Cuando se dice y se repite que alguien del común de los mortales logró llevar adelante ejecutorias extraordinarias surge un héroe, nace un mito. Nunca habrá lindes lejanos ni conquistas imposibles para la ambición del ser humano. Al igual que el eco, la fama del héroe tiende a dilatarse. Así fue desde el comienzo, desde aquellas turbadoras noches de la prehistoria, cuando dos o tres cazadores nómadas descargaban su fatiga contando las hazañas corridas por cada uno, alrededor de la palpitante llama de una hoguera.
No hay, por lo general, héroe feliz, a no ser en los cuentos de hadas. Según la leyenda (ese horizonte intangible en el que habita su sombra) la tragedia ronda siempre la vida del héroe, corta en jornadas y pródiga en desdichas. Desde que Homero nos restituyó la memoria de épicas batallas sabemos que el ser humano mide la tragedia por la altura de su caída y su grandeza en la magnitud de la lucha. El héroe mítico, con su aureola y descenso, resulta ser un cabal símbolo de la existencia del hombre proclive siempre al error.
Pero vengamos a nuestro tiempo y hablemos de los campeones de hoy, paladines de talla menos grandiosa y que, al igual que ayer, surgen al margen del prosaico ritmo de lo cotidiano. Y vemos cómo, cada cuatro años arriban a las grandes olimpiadas oleadas de jóvenes dotados de fuerza y talento extraordinarios que pugnan por el oro, la plata y el bronce y la gloria consiguiente; una vez enfrentados en la pista atlética, obtienen, para pasmo del mundo, marcas cada vez más altas e impensables hasta hace poco tiempo.
Y hay de los otros, los héroes de barro a los que agiganta la magia televisiva, a quienes una hinchada fanática que brama y se aprieta en los graderíos de un estadio de fútbol, celebra, con catártico empeño, la jugada atrevida, la hazaña del gol. No obstante, en una civilización como la nuestra, a la que agobia lo banal y atosiga la chatarra, pocos de estos ídolos permanecen en el pedestal; una vez extinguidas las flamas y silenciados los aplausos, muchos son olvidados. La ceniza los cubre.
Ello no ocurre con el héroe mítico, aquel que se yergue al origen de una cultura y cuya memoria es venerada por simbolizar el carácter de un pueblo, la fundación de una patria; arquetipo de la eterna contradicción del hombre con su destino. Eneas, un príncipe de la abatida Troya, será quien funde la inmortal Roma.

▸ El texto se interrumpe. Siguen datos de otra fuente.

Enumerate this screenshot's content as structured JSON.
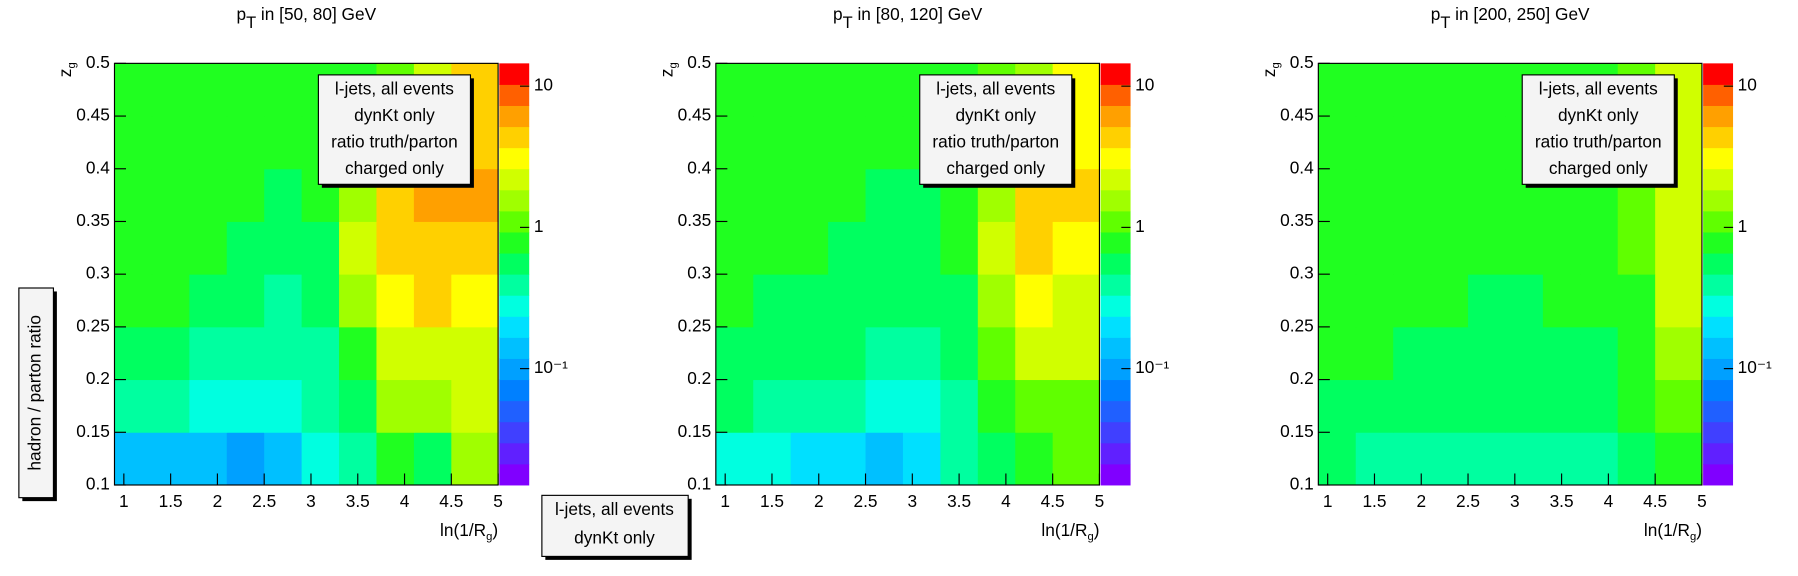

La nación, en tanto comunidad imaginada, necesita –al parecer- del héroe y sus epopeyas, un salvador al cual rendirle ese culto laico que todo estado inventa en añoranza de lo sacro. Las brumas de la leyenda lo tornan fabuloso; y si su sombra se alarga aún hasta nosotros (porque su historia nos resulta más cercana), lo sentiremos más humano e incluso imperfecto, pero no menos grandioso. De las cenizas del héroe mítico se eleva el ara de su culto, el altar de una patria.